Village in Macedonia, Greece

Pentavryso (Πεντάβρυσο, before 1928: Ζελιγκόσδη – Zeligkosdi) is a village in Kastoria Municipality, in Kastoria regional unit of Macedonia, Greece.

The village centre is on an altitude of 790 m. Pentavryso is sprawling from the northern slopes of a range of green and sandy hills of the Tsemna range (900 m). Kinina hill (902 m), at the forefront of the range stands over Pentavryso and overlooks the Kastoria plain. The village is 15 km SW from Kastoria and approximately 13 km W from Argos Orestiko. To the north and at about 1 km from Pentavryso is the eastward flowing Aliakmon river.l

==Name==
Linguist Ivan Duridanov states the village's original name comes from the Slavic personal name Zhelegod.

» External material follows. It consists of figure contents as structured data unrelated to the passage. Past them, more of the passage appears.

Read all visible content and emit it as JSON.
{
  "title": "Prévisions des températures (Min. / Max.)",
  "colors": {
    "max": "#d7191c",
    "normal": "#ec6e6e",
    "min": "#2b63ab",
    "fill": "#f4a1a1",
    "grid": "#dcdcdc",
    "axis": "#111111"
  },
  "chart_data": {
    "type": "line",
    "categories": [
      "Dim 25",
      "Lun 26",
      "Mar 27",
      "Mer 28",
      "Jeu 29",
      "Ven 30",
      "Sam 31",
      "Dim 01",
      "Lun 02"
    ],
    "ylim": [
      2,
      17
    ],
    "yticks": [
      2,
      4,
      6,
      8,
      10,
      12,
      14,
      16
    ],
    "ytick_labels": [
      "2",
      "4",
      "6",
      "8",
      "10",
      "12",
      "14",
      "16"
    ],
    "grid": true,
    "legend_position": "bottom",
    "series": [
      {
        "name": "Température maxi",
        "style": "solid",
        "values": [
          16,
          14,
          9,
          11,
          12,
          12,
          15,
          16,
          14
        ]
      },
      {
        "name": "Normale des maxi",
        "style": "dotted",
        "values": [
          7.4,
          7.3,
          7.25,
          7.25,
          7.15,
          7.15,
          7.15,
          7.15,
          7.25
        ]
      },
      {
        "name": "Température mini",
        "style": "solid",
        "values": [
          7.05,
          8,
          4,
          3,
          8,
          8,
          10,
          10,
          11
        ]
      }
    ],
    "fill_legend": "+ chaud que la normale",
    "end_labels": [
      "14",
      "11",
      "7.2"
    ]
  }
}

The modern Greek name of the village Pentavryso (Πεντάβρυσο) got its name from the 5 taps in the town, pentavrises pentavryso

==History==
The discovery of various antiquities testifies to the existence of a settlement during the Roman Empire on the currently flattened hill "Agios Spyridonas", at a distance of only one kilometer from the current village. In Pentavryso, in the summer of 1999, archaeologists discovered the oldest tomb relief of Upper Macedonia and one of the best classical works (in female form) that have ever been discovered in the entire Macedonia.

==Demographics==
The 1920 Greek census recorded 705 people in the village, and 575 inhabitants (70 families) were Muslim in 1923. Following the Greek–Turkish population exchange, Greek refugee families in Zeligkosdi were from Pontus (103) in 1926. The 1928 Greek census recorded 597 village inhabitants. In 1928, the refugee families numbered 105 (358 people).

== Culture ==
The Association of Friends of the Environment in the village organizes every July events on the mountain Profitis Elias.

From a sports point of view, the local football team is active, playing in the first amateur category for the Kastoria championship.

But the biggest event in the village is the cultural activities of the 15th of August with emphasis on Pontic traditions. These activities are organized every year by the Cultural Association "The Pontos" culminating in a two-day (usually) party attracting people from Greece and abroad that exceeds 5 to 6 thousand participants.